Description: Can something be ‘too spicy’? Even for a lover of spice (as I am), there can be a limit. And that happens when a dish is dominated by spice; when instead of defining the flavours of the dish, the spices it contains drown out everything else.
We first discovered Spice Market – it stands right behind Select Citywalk Mall (you can walk right through the mall, in the front door and out the back, near the KFC outlet, and a brief walk to the right will bring you to Spice Market). Back then, we’d wanted to eat here, but as it happened, we were in a hurry, and were told by a regretful captain at the door that the restaurant would open for dinner in half an hour’s time. This time, many months later, we suddenly remembered Spice Market again, and decided to go check it out. A quick phone call revealed that it’s now open all day long for à la carte orders, though the (obviously very popular, as we discovered) buffet is open only for a few hours each at lunch and dinner.
The interiors are pretty much what you’d expect of most mid-range and upscale restaurants in Delhi: off-white, textured walls; large glass windows looking onto the street outside; a show kitchen; and a row of glass shelves dotted with showy glass jars of spices and so on. We had reserved a table for two, and were duly guided to the table – which shared a long upholstered bench on either side, with the tables next to it. All very well, but not too convenient, as we realised when people occupied the table next to ours. Every time someone wanted to sit down or get up at the next table (and they were doing that a lot, having opted for the buffet), the bench would be pushed back or forward, and I’d have my elbow jiggled.
Our glass-topped table had two large plates made of beaten copper, each with a napkin on it. Once we’d had a look at the menu (a hotchpotch, with dishes from all across India, though the North Indian restaurant staples like daal makhani and kababs seemed to dominate it), we placed our orders. Our drinks – fresh lemonade – arrived soon after, and with them came some complimentaries: thinly sliced raw onions; pickled onions; four types of chutneys; and a long boat-like dish of assorted papads. We were ravenous, and the milder, spice-free papads, with a dollop of what tasted like a tomato and garlic chutney, were delicious. By the way, we were never told what the chutneys were – one was definitely tamarind, and one was a pale green one, probably a mix of yoghurt, fresh mint, fresh coriander and green chillies. The others, including the one we liked, remained a mystery.

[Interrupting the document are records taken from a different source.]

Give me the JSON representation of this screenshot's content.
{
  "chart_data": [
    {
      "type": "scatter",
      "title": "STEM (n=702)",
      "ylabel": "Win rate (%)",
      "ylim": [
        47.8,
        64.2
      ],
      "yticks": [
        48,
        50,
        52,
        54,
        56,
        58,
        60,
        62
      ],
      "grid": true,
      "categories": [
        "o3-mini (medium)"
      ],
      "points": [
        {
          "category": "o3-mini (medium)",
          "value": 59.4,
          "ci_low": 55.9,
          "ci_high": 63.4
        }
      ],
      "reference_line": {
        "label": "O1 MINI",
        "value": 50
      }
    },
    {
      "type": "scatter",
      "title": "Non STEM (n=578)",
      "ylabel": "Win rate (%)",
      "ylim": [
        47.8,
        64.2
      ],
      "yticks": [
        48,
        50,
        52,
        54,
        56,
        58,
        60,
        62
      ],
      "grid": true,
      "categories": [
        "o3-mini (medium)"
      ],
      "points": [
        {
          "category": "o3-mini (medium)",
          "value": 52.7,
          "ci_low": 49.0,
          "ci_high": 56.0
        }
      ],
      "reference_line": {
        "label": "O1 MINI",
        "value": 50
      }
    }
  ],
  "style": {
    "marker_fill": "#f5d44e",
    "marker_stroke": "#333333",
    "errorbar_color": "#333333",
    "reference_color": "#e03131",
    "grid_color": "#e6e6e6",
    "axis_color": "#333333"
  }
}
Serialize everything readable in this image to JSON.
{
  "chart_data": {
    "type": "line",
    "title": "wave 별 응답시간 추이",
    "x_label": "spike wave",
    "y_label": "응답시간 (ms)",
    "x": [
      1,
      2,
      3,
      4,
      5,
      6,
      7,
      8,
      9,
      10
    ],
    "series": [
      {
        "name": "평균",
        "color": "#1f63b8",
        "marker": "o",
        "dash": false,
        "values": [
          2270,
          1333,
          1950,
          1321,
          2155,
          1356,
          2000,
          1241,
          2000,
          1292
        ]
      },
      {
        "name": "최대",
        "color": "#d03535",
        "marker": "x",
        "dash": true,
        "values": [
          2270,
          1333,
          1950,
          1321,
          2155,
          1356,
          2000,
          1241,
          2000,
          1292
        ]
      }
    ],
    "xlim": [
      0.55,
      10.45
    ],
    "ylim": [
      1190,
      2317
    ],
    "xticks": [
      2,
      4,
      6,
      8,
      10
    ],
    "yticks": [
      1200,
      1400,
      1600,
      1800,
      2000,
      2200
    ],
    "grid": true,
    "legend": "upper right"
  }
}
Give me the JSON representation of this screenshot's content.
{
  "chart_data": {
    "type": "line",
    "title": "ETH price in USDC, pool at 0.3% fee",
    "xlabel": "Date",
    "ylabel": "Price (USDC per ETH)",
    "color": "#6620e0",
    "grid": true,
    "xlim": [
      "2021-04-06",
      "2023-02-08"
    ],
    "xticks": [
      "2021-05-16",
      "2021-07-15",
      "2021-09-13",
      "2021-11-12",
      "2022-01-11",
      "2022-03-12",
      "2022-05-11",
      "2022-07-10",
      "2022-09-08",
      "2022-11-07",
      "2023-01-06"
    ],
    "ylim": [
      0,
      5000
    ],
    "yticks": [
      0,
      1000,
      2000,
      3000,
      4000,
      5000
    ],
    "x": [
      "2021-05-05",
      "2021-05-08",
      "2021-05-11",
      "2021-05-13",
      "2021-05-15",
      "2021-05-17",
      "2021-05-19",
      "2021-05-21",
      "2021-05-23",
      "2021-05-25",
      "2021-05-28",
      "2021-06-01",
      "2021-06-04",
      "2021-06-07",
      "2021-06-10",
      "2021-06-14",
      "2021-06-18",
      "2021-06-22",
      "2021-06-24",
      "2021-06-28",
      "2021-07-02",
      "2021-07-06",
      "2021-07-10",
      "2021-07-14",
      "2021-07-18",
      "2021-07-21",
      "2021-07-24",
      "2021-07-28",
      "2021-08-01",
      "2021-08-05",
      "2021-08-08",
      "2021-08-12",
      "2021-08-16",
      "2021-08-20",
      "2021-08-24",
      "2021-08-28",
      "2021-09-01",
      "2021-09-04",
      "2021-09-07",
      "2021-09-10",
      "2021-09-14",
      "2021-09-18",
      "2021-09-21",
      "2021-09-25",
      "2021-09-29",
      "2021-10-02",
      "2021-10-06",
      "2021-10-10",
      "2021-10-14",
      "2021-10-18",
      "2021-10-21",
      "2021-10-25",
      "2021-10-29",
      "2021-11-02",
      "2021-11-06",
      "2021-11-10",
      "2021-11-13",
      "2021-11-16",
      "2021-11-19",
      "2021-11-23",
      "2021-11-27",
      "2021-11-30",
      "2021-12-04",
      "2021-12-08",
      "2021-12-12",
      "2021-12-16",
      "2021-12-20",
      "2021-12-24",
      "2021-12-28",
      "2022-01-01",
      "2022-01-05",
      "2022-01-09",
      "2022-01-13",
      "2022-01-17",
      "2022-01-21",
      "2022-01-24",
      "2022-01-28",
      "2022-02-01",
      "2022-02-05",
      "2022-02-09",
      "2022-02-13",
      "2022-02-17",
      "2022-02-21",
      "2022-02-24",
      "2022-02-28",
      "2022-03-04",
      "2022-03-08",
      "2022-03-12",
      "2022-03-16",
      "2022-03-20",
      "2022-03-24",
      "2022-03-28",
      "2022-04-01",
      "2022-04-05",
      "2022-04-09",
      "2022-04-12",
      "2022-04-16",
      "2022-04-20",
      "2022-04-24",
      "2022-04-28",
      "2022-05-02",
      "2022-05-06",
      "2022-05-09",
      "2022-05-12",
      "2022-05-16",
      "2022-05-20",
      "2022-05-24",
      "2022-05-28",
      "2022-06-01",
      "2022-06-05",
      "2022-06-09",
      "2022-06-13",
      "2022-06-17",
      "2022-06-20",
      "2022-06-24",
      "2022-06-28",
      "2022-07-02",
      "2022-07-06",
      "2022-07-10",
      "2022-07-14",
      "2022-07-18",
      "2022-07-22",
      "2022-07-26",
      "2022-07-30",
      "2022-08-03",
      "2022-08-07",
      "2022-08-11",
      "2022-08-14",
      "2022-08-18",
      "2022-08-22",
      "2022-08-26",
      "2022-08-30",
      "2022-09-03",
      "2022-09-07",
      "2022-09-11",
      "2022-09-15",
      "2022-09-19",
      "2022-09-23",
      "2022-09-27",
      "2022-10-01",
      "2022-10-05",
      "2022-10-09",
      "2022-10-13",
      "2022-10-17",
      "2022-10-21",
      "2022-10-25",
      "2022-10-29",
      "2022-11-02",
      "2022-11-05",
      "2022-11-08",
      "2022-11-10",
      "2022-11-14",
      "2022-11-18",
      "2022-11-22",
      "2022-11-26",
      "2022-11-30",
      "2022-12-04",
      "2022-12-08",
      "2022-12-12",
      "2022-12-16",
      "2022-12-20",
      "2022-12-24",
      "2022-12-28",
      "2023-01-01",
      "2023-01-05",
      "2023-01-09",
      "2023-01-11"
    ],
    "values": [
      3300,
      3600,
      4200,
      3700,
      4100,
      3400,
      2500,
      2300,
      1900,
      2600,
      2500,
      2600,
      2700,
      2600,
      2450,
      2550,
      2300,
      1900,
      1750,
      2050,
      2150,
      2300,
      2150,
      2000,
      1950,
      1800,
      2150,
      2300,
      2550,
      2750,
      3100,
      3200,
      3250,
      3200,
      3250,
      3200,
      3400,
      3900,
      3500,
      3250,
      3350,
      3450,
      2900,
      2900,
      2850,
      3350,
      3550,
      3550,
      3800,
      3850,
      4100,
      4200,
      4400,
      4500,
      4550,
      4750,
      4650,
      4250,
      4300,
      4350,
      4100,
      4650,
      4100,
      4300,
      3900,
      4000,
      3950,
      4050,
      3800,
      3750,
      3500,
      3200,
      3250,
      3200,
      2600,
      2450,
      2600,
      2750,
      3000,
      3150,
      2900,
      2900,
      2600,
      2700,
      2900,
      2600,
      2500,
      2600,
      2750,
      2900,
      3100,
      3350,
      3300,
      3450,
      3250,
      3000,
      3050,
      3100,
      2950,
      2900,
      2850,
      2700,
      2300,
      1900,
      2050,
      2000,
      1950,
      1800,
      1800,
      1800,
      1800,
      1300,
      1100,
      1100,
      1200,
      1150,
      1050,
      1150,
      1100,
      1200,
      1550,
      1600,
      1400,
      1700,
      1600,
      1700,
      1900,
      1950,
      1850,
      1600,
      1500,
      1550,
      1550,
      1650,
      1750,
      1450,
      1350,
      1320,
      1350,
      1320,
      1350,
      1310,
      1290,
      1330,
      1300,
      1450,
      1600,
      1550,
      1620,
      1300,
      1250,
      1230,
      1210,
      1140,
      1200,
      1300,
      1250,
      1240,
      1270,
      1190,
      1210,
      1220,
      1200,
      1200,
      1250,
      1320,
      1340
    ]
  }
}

Our starter arrived shortly after: sarson murgh (literally, ‘mustard chicken’). This was wonderful: succulent, juicy bits of chicken, marinated in a gentle mix of spices, with a predominance of mustard (even that, though, was very mild), and cooked in a tandoor or clay oven, basted with mustard oil. Mustard oil, if you’ve never had it before, can ‘hit your nose’ with a wallop that can be pretty lethal if you aren’t used to it! This was fabulous, and raised our expectations very high.
Which was sad, because the main course was awful. We’d ordered laal maas (literally, ‘red meat’), paneer papad ki sabzi, and missi roti. The missi roti, a thickish flatbread made from gramflour mixed with chopped onions, green coriander and salt, with a lavish sprinkle of ghee, was hot and delicious; the laal maas was merely hot – chilli hot. Laal maas is a traditional dish of the western state of Rajasthan. It’s made by cooking goat’s meat with (among other ingredients) dried red chillies. I’ve had well-cooked laal maas, and while it can be very fiery, it can also be delectably so. Not swimming in oil or liable to give you indigestion, both of which the laal maas at Spice Market can lay claim to.
The paneer papad ki sabzi – pieces of papad (poppadums) cooked in a thick (no gravy) dish of the local Indian cottage cheese known as paneer was slightly better. It had strips of green capsicum (bell pepper) in it, and plenty of both fresh green chillies and red chilli powder, but the oil content was a little lower.
We ended up eating only about half of what we’d been served – and eating even that quantity required a lot of fortitude! We were feeling so full (mainly, I think, a result of the vast amount of oil in the laal maas) that we decided to pass up the dessert – though the array of phirni, shrikhand etc on the menu looked inviting. Still, our bill came to a steep Rs 1,969. Not a place I’d consider going back to.